SA took over the territory's administration during the World War 1 until Namibia's independence in 1990, which followed a protracted liberation war.
'They used my husband'
Nari remembered the 1970s when the SA military came to enlist the help of the San in return for certain favours.
"They used my husband and other men of our village as trackers along the border with Angola to fight freedom fighters," she said through an interpreter.
"The military drilled boreholes for us and taught our children, their doctors in uniform gave us medical treatment and my husband earned a salary."

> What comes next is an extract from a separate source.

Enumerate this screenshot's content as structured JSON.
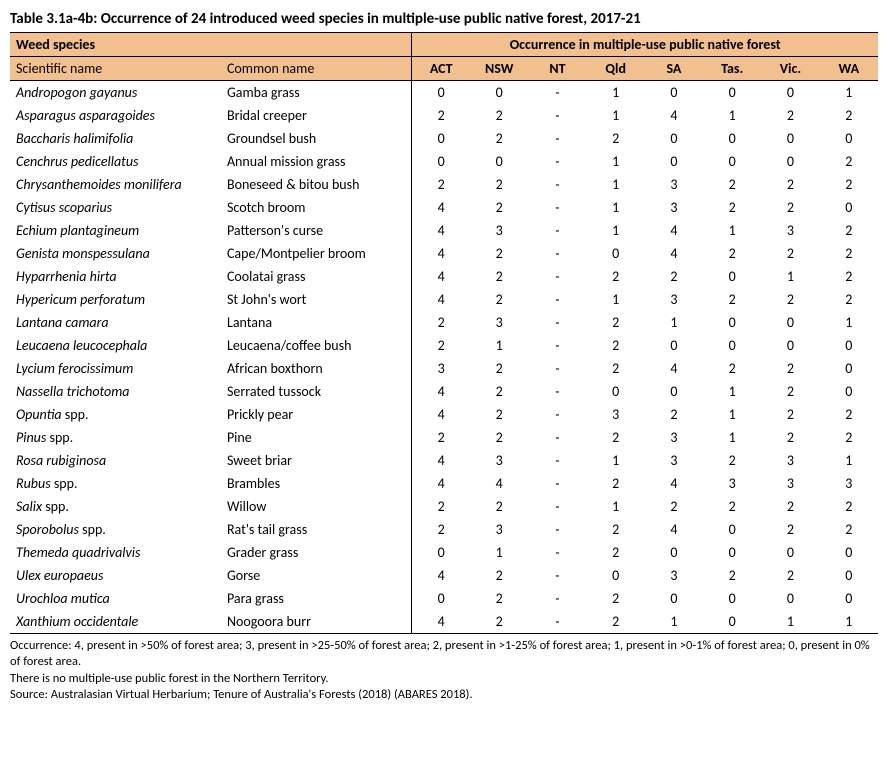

Other San like the Khwe and Vasekele originated in Angola, were employed by Portuguese colonial military forces during that country's liberation struggle, but fled to Namibia after Angolan independence in 1975.
They were wedged between two warring factions.
The SA military gave them shelter in then South West Africa; the men became trackers and soldiers in a special 'Bushman Battalion' against the Peoples' Liberation Army of Namibia (PLAN).
In 1990, at least 17nbsp;000 San soldiers and their families took up an offer from the Pretoria government to settle at Schmidtsdrift, near Kimberley in SA's arid Northern Cape province, fearing reprisals from the new Namibian government if they stayed.